At the recent 2012 Corporate Philanthropy Summit, held by the Committee Encouraging Corporate Philanthropy (CECP), senior executives from UnitedHealth Group, Morgan Stanley and Gap joined A Billion + Change to address the emergence of skills-based volunteering in the corporate landscape. The discussion that flowed from this panel yielded perspectives that illuminate the importance of skills-based volunteering as a part of a company’s service to both its community and its employees.
The group agreed that employees today want to work at companies that care about the communities around them. They want to know what a company is doing through its business strategy that makes the world a better place, and they expect to be connected to a higher purpose through their companies’ engagement strategy. Millennials in particular are asking for more from companies that they work for and purchase from. They want to give back and want those they associate with to do the same.
EMPLOYEE ENGAGEMENT VIA PRO-BONO VOLUNTEERING
Accordingly, companies are embracing this mindset and establishing the strategies and programs to back it up. They want to be long-term partners with their stakeholders and together help determine how to effectively structure their societal engagement and giving programs to deliver more impact.
“We are optimistic about the levels of commitment we see from companies; not only are they continuing to give, but they are also doing so in more strategic and thoughtful ways in partnership with their employees and their communities,” stated Charles Moore, Executive Director, Committee Encouraging Corporate Philanthropy.
CEOs say they want to have a positive impact on society and this is evidenced by several trends. According to the Corporate Giving Standard survey, conducted by CECP in association with The Conference Board, companies are becoming more focused in their societal engagement. They are making fewer grants but with higher dollar amounts (from a median of 78 grants, $31,000 in 2009; 62 grants, $37,000 in 2011). They’re leveraging non-cash assets (product, volunteers or other company assets) and allocating more concentrated funding to selected program areas (more than 31% of companies gave 50 percent or more to one program area, and 81% of companies gave 20% or more in education or health and social services).
As companies are looking to engage employees in how their business gives back, they’re tapping into the skills and resources that are the core of the company. Businesses have been paying a lot of attention lately to crafting employee engagement programs that reflect what employees care about and that can be seen as an employee benefit. As a part of these programs, companies are instituting policies such as matching gifts programs, payroll deductions for nonprofits, employee days of service and disaster relief campaigns, to name a few. Skills-based volunteering is often a centerpiece of all of these initiatives, one which delivers high impact to employee and nonprofit alike.
Effective pro-bono initiatives feel authentic, springing naturally from an alignment between employee interests, community needs and company programs. When all of the pieces are in place, skills-based volunteering programs yield tremendous benefits.

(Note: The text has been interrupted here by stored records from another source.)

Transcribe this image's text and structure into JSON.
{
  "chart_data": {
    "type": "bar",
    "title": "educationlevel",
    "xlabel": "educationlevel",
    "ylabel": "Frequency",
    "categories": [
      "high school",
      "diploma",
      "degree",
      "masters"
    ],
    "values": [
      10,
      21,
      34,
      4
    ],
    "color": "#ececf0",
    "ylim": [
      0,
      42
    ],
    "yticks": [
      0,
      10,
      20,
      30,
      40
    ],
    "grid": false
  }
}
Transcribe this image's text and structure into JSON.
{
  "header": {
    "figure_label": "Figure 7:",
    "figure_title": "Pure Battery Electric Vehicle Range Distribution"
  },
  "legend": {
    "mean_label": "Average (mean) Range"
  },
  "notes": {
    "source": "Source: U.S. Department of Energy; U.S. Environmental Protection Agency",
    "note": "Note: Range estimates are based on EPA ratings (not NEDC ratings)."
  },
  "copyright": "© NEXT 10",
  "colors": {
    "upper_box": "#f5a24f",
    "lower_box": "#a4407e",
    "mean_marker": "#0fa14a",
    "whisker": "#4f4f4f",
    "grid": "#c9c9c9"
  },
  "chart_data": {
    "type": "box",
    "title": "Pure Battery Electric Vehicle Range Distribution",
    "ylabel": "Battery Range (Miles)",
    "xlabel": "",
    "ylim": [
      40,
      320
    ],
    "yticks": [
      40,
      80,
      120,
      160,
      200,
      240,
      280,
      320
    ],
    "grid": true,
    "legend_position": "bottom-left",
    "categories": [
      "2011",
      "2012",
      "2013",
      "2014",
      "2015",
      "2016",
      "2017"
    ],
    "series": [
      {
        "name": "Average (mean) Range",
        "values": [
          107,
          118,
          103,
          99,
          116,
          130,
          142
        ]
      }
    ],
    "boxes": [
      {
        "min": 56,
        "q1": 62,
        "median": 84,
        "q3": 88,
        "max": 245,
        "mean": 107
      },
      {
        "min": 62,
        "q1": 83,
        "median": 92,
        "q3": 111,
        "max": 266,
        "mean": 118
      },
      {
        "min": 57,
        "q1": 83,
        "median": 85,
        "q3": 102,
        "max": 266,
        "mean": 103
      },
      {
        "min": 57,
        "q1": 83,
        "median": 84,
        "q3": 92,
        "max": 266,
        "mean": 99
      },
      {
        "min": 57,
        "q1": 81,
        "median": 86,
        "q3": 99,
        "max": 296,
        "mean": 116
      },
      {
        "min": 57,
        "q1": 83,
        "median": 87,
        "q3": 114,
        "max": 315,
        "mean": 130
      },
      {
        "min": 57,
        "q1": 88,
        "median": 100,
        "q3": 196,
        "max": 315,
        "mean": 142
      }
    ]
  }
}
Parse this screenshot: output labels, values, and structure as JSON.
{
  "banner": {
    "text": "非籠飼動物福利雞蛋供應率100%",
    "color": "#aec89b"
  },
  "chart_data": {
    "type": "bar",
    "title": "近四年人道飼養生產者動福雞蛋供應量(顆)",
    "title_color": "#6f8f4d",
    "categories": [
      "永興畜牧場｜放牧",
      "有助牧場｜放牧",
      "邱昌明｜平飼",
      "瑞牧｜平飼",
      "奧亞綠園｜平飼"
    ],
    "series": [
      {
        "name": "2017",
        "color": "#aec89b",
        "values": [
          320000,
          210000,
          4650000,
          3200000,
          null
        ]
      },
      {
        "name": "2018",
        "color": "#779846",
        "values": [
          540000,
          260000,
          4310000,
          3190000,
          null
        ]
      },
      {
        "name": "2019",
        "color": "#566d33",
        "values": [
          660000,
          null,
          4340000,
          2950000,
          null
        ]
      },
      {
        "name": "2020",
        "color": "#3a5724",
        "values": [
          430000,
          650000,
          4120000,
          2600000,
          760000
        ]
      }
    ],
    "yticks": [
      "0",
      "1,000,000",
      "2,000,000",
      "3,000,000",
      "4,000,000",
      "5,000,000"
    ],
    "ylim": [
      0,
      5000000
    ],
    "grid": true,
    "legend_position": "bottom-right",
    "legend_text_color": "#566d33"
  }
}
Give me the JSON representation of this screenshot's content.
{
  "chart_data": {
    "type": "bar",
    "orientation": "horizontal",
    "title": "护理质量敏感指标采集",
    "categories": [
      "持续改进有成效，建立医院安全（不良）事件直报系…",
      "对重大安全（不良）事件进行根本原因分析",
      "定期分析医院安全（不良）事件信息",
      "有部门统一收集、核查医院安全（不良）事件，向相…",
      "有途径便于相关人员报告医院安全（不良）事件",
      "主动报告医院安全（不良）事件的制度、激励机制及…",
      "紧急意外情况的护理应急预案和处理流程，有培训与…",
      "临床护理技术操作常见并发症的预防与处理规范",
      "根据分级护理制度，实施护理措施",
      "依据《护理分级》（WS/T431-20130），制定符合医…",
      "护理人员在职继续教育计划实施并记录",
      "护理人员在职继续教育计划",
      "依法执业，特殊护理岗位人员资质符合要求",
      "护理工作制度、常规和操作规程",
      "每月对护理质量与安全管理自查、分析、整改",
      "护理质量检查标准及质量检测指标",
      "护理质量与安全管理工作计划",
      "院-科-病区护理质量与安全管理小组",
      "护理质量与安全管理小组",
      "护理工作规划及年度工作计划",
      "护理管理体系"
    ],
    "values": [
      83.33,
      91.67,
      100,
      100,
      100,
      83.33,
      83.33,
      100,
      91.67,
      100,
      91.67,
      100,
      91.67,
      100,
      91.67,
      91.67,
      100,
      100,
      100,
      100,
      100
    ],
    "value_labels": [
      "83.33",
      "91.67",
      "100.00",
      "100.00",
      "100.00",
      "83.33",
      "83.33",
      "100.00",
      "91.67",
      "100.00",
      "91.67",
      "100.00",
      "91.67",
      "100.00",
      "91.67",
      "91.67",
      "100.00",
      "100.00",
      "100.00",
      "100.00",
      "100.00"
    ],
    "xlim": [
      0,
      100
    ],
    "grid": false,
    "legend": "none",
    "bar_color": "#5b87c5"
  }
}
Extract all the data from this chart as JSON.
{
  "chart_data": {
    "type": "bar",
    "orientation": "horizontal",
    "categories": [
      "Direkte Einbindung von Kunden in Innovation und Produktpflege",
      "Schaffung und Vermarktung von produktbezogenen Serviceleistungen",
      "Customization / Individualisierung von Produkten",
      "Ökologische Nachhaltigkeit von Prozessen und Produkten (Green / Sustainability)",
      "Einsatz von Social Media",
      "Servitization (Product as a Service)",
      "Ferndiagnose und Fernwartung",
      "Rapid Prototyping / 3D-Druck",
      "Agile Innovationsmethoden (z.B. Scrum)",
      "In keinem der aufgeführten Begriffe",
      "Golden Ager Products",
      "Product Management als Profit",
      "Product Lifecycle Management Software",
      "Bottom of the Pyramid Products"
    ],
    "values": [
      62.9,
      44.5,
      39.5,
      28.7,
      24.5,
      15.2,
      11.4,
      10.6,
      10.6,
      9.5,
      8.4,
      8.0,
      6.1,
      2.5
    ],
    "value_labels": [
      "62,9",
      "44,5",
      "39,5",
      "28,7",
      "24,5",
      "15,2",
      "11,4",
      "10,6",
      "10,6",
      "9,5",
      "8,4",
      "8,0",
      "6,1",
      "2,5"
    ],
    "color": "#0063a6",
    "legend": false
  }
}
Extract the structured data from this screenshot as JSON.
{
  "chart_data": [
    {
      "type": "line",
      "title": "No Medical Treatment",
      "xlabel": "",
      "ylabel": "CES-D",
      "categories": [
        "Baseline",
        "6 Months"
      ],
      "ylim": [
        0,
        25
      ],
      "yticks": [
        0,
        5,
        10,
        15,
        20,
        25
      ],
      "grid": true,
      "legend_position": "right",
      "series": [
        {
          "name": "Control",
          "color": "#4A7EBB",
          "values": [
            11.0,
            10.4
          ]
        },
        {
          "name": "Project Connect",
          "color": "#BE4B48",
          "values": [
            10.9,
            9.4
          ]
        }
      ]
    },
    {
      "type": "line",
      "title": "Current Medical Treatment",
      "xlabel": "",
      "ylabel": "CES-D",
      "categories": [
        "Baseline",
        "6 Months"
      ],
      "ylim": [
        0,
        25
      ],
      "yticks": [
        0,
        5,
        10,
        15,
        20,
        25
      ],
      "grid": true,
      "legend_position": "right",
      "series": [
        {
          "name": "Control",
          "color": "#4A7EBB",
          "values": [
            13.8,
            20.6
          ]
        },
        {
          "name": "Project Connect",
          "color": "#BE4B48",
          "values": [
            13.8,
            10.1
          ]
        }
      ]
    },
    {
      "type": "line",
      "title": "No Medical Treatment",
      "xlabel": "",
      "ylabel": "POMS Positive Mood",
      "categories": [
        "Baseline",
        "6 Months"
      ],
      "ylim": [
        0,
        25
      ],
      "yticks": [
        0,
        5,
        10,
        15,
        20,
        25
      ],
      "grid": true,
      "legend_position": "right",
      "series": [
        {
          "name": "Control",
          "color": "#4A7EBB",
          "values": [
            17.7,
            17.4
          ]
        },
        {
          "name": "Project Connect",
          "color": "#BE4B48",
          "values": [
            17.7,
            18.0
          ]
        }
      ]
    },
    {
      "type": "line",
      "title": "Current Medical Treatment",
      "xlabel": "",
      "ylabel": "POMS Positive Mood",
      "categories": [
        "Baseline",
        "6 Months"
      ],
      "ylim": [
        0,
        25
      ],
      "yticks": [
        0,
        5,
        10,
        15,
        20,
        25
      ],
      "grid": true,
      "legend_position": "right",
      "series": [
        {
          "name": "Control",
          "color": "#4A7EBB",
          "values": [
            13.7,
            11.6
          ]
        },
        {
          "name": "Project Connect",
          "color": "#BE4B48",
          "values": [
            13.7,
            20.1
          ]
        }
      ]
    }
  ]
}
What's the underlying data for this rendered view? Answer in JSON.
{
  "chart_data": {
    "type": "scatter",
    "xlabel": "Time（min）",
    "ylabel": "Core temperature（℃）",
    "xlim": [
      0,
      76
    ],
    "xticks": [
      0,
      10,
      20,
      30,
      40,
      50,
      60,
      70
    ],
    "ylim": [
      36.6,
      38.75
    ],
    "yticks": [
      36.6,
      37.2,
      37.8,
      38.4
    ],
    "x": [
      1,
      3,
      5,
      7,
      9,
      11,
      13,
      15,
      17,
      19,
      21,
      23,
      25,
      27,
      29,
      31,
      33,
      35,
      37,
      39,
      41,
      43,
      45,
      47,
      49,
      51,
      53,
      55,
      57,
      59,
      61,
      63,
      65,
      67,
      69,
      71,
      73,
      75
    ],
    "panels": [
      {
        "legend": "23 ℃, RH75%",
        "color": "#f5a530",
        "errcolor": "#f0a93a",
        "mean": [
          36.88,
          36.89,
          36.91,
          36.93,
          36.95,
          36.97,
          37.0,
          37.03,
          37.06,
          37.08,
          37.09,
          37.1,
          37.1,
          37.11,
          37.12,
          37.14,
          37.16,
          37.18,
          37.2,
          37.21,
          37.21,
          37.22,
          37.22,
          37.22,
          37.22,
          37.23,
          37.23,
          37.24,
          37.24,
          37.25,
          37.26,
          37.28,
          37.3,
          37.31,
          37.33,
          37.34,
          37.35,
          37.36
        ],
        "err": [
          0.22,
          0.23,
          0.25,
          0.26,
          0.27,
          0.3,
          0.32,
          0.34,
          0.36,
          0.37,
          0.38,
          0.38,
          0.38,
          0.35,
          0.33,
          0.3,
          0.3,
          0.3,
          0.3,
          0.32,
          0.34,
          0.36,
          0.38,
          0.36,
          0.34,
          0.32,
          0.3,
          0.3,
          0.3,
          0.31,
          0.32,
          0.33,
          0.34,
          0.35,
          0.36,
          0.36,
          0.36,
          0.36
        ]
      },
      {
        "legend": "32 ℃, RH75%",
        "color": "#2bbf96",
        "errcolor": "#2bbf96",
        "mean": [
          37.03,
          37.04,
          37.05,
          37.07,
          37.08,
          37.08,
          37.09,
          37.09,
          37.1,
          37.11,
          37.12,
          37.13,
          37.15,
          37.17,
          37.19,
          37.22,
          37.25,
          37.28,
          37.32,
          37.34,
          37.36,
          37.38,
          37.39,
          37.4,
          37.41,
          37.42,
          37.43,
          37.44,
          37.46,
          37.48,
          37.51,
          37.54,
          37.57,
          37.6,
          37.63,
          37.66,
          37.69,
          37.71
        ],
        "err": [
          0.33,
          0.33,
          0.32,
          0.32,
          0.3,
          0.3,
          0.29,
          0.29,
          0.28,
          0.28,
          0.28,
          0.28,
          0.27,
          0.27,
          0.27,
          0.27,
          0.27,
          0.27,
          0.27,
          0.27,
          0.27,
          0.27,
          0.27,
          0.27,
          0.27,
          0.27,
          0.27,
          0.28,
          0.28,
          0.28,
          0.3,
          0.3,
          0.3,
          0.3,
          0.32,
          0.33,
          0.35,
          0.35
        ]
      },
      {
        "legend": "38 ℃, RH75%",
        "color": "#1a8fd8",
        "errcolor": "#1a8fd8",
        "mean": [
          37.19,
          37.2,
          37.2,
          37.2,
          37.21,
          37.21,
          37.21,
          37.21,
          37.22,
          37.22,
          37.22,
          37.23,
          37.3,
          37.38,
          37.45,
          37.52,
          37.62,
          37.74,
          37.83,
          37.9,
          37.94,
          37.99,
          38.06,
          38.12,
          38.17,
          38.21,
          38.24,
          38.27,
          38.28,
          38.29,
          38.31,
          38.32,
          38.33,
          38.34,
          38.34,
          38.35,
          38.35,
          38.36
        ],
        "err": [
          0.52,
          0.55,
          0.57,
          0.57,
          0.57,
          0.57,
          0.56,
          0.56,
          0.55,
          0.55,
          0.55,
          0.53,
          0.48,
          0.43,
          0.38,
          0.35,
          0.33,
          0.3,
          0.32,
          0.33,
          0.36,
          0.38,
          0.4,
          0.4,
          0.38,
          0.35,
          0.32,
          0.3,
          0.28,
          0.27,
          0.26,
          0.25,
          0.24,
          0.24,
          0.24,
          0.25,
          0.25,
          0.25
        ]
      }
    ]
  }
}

Employees gain leadership training, job skill development and internal networking beyond the highly valued community service experience. According to a study on skills-based volunteering by True Impact, skills-based volunteers are 142% more likely to report job-related skills-gains than traditional volunteers, 47% more likely to report high satisfaction from volunteering than traditional volunteers, and 82% more likely to report that volunteerism generated new recruits for their company versus traditional volunteers. And from the nonprofit point of view, pro bono and volunteering of skills and talents can be as much as 500% more valuable for nonprofits.
In tough times, companies look for every competitive edge they can get. It’s refreshing when bottom-line advantages so clearly align with community advantages as well.